Une analyse préalable, étayée par des simulations ou des expériences similaires, permet d’évaluer correctement l’impact réel du système.
Les clés d’une application correcte du daylight harvesting dans les projets d’éclairage
Lors de la mise en œuvre d’un système du daylight harvesting, il est conseillé de valider une série d’aspects clés qui déterminent sa performance réelle.

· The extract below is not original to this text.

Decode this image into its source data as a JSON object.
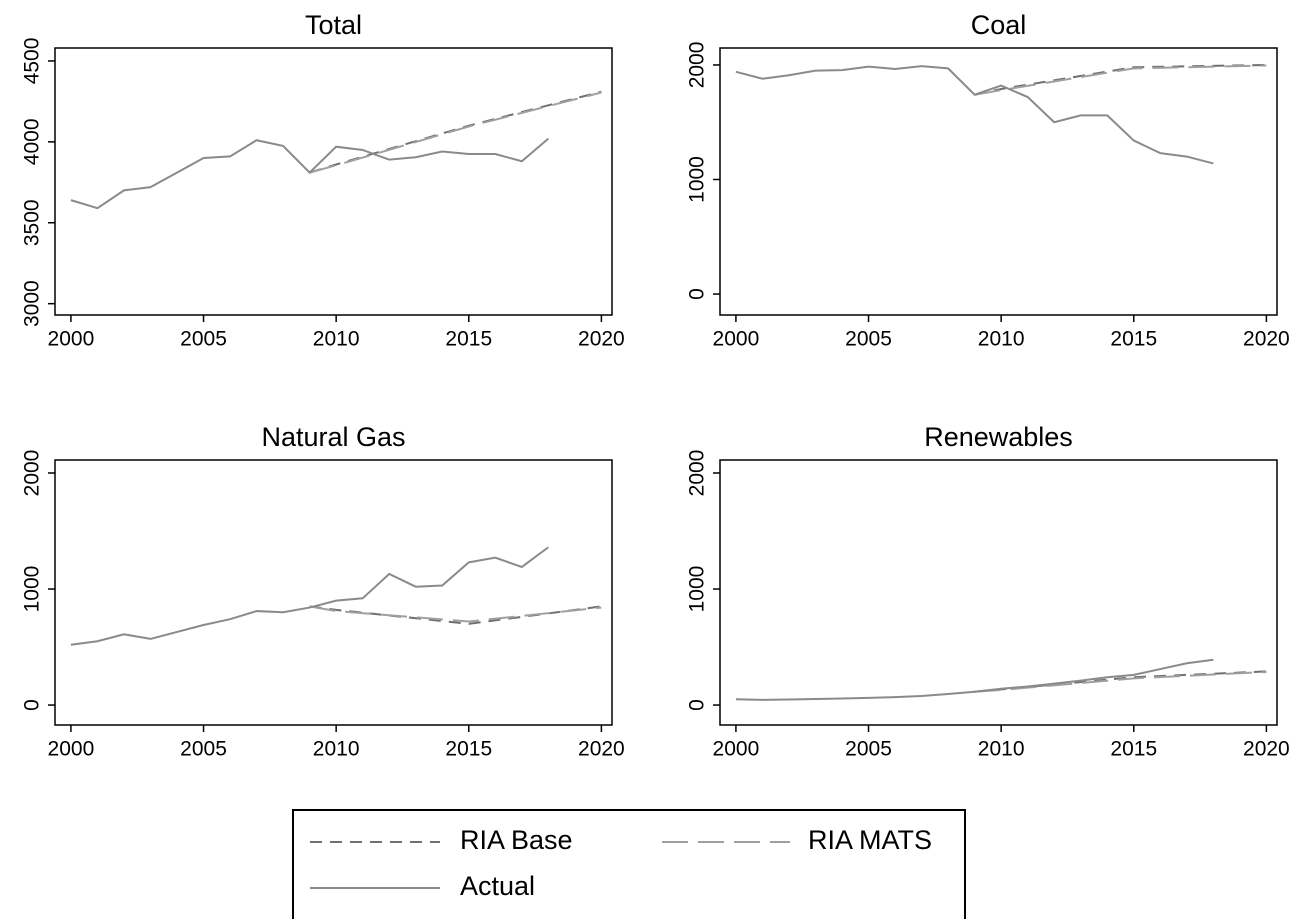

Voici un résumé des points critiques à examiner pendant la phase de conception, d’installation et de mise en service :
- Analyser l’entrée de la lumière naturelle: évaluer l’orientation, la taille et le type d’ouvertures (fenêtres, puits de lumière), ainsi que les variations au cours de la journée et de l’année.
- Définir les niveaux d’éclairement cibles (lux): ajuster les valeurs en fonction de l’utilisation de l’espace (bureau, commerce de détail, industrie) et des réglementations applicables.
- Zoner correctement l’espace: séparer les zones périmétriques et intérieures pour permettre une régulation indépendante et plus précise.
- Choisir les capteurs appropriés et les positionner correctement: éviter les positions qui faussent la lecture (trop ou pas assez de lumière) et donner la priorité aux mesures représentatives du plan de travail.
- Assurer la compatibilité des luminaires et de la commande: travailler avec des équipements gradables et des pilotes compatibles (DALI, 1-10V).
- Ajuster la courbe de gradation: mettre en place des transitions progressives pour éviter les scintillements, les oscillations ou les changements brusques d’intensité.
- Étalonner le système in situ: effectuer des mesures réelles après l’installation et ajuster les paramètres en fonction du comportement de l’espace.
- Tenir compte des horaires et des modes d’utilisation: adapter le système à l’occupation réelle, aux variations d’activité et aux besoins spécifiques.
- Intégrer le système dès la phase de conception: coordonner l’éclairage, le contrôle et l’architecture pour maximiser l’efficacité et éviter les limitations ultérieures.
- Valider les économies attendues: estimer les résultats en fonction des conditions réelles (climat, utilisation, conception) et pas seulement en fonction de valeurs théoriques.
En suivant ce guide succinct, vous pourrez passer d’une solution générique à un système optimisé, capable de concilier efficacité énergétique, confort visuel et durabilité de l’installation.